Wealth and philanthropy

Forbes Magazine reported Steinhardt's net worth at US$1.05 billion as of February 2017. The Steinhardt School of Culture, Education and Human Development at New York University bears his name in recognition of two $10 million donations. In the 1990s, Steinhardt bought and donated Steeple Jason Island and Grand Jason Island in the Falkland Islands to the Wildlife Conservation Society (WCS), along with USD 425,000 for a research station to be named after himself and his wife.

Jewish causes

Steinhardt is chairman of the board at The Steinhardt Foundation for Jewish Life and Taglit-Birthright Israel. He also makes public appearances, speaking with young Jewish kids through organizations such as Ezra USA and RAJE. He has been an active philanthropist, donating over $125 million to Jewish causes. He and Charles Bronfman co-founded Taglit-Birthright Israel, which has to date sent over 500,000 young Jews aged 18–26 on a 10-day trip to Israel without charge. In 2009 Steinhardt gave the American Hebrew Academy $5 million. In addition, to help with its fundraising, AHA (American Hebrew Academy) released an advertisement featuring his endorsement.

Steinhardt has founded a network of Hebrew-language charter schools, which are secular and open to both Jews and non-Jews.

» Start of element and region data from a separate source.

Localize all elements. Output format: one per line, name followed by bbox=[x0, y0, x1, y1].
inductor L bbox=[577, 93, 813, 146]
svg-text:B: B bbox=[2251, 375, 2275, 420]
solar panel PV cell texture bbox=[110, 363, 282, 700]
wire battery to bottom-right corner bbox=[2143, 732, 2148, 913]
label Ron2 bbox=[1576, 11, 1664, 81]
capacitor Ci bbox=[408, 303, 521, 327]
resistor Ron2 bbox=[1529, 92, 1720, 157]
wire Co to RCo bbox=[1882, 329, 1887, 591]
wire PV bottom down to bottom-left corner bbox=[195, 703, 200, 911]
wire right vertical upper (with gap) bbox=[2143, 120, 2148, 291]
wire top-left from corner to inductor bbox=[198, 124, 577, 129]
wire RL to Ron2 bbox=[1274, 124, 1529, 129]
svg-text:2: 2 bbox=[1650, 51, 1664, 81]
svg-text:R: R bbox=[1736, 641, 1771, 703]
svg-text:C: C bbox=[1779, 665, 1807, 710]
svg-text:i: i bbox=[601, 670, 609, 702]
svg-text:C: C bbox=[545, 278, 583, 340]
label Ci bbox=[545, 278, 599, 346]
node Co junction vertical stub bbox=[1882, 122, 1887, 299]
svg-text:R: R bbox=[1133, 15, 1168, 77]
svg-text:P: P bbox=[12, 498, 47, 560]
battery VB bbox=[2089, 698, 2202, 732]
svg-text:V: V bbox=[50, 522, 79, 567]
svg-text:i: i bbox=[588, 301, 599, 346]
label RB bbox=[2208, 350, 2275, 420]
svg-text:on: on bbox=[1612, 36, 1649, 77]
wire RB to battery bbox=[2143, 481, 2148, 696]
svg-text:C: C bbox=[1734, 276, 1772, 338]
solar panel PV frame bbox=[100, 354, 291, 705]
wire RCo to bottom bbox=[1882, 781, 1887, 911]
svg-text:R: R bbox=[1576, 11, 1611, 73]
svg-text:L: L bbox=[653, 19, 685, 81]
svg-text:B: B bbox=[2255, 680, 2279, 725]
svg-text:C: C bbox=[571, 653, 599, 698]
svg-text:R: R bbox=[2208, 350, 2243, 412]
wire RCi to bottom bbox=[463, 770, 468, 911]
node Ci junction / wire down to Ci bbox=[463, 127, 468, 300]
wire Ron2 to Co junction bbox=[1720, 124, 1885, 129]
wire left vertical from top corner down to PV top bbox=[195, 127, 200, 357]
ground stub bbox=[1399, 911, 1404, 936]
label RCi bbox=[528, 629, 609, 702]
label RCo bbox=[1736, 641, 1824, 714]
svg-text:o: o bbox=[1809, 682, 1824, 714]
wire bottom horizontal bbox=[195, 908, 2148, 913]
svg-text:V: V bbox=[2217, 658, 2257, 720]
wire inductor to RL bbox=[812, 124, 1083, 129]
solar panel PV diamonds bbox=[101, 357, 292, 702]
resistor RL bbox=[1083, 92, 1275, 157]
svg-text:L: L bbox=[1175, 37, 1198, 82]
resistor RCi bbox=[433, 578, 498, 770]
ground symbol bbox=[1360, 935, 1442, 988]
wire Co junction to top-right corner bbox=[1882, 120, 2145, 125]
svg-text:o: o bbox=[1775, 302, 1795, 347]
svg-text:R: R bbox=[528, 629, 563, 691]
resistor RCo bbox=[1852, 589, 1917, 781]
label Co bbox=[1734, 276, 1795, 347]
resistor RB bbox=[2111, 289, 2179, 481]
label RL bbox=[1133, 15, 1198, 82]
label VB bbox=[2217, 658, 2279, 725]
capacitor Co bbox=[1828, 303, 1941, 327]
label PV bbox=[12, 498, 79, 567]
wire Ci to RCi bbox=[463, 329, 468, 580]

He has said "these schools teach Hebrew in a way that is demonstrably superior to Jewish day schools".

Legacy and awards

In 2008, he was inducted into Institutional Investors Alpha's Hedge Fund Manager Hall of Fame along with David Swensen, Louis Bacon, Steven Cohen, Kenneth Griffin, Paul Tudor Jones, George Soros, Seth Klarman, Jack Nash, James Simmons, Alfred Jones, Leon Levy, Julian Roberston, and Bruce Kovner.